When AVN's Mike Ramone asked for my thoughts on his submission for the X Prize, a spacecraft that he had built on the railroad tracks behind Eton Ave., I got a team together from Metro and New Sensations and one of the warehouse guys from Wicked to check the chemical mix of his fuel and sign off on the telemetry. While he didn't win, now my former employer has a new revenue stream in space travel and I couldn't be happier.
When Larry Flynt asked me how to reinvigorate his employees, I said, "always keep them guessing."
When the frank and devastating Kami Andrews came to me with a problem concerning ethnic rivalries among the staff of her West Virginia llama farm, I told her to address the Dominicans as "amigo" and the Haitians as "ami". She writes: "Now everyone is working together to create the happiest llamas. Thanks, Gram!"
It was in this spirit that I started a school for porn publicists. With a MacArthur Foundation Genius grant, a group of dignitaries yeterday christened it the Ponante School of Gaping Media and Applied Dildonics.

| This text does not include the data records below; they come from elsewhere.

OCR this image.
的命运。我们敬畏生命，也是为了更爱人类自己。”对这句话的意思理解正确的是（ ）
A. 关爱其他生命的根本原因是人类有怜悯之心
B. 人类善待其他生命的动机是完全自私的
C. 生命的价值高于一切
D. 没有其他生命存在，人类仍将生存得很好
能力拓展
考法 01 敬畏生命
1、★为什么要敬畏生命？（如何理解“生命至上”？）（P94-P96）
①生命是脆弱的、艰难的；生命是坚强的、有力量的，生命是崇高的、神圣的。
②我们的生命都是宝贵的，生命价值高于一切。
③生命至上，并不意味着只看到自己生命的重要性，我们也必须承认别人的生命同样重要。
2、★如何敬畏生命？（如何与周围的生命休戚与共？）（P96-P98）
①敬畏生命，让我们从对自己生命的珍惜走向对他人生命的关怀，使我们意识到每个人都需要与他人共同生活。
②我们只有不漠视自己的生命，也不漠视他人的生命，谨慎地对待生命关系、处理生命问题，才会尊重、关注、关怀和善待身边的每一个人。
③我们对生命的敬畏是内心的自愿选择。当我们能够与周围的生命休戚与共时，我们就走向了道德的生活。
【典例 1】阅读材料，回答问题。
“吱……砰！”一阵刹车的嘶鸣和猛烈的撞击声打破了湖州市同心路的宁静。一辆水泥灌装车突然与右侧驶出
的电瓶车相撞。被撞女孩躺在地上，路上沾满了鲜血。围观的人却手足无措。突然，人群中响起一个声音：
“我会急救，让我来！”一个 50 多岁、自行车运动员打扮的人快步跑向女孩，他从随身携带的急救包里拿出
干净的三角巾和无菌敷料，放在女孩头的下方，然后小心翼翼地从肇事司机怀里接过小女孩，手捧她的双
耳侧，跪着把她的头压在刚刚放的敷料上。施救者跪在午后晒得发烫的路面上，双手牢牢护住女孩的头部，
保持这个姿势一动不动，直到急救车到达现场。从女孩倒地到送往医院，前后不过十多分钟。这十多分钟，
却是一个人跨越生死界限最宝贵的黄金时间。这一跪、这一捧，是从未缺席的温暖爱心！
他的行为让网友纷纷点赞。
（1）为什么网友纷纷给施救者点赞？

Over a light dinner prepared by one of those naked chefs they had in New Jack City, I instructed my students in the finer points of porn publicity:
1. Check your spelling.
2. Check your grammar.
3. If you have one of those arrangements with AVN where you've agreed to send them the copy a day early, earn your money and at least change the salutation when you send it to me. Despite the fact that AVN.com's Dan Miller is an excellent human being, please don't send me mail beginning with "Hi Dan."
4. Don't put yourself in the story. While you might have a steadier income than some of your clients, they are still the people getting naked on film.
5. If you are going to invent quotes for your out-of-the-country clients to say, don't make them sound like Megan's Law listees.
6. Too much hyperbole in every press statement will negate the legitimate enthusiasm you and your company have for a big release.
7. Better to dump a client who consistently puts out bad product than let your association with (him) sully the good reputation of your other clients.
We then had a discussion period. Kwambe', a scholarship student from Chad, posed the first question:
"Discuss some of the reasons porn press releases are often bad."
Hands shot up. "Because publicists think that only people in the adult industry read them, and they think people in the adult industry won't notice errors that might be apparent to other people," one student said.
"Because company owners who hire publicists might not know a good release from a bad one, so they hire people who write like them," another offered.
"What about porn consumers?" Kwambe' asked. "What does a poorly-written press release imply about them?"
"That they are idiots," someone said, "who don't deserve any better."
We took a quick break, during which we all did rails off the landing strips of several years' worth of XRCO Orgasmic Analist nominees.
"If the brunt of the literature coming from within the adult industry is so poorly put together," began Gretel, who posited the NASCAR Corollary, "wouldn't that make the industry as a whole look bad, and make it vulnerable to attack?"
"Yes, but even the President of the United States can't speak its primary language coherently, or any other," someone said. The class then went off on a tangent about how red states consumed the most porn but blue states produced most of it. "Haven't we created a climate of diminished expectations that porn is just reflecting as a perfect microcosm of American society?"
"But how does one write well about anal creampies or contract stars or spoonfeeding cum or sex with vampires?" asked Leon from Maine.
"The same way one writes well about the LPGA Tour or videogames or animal husbandry or any other industry-specific niche subject," I said.
Since we didn't have a school song yet, we ended class by singing Ronnie James Dio's "Rainbow in the Dark."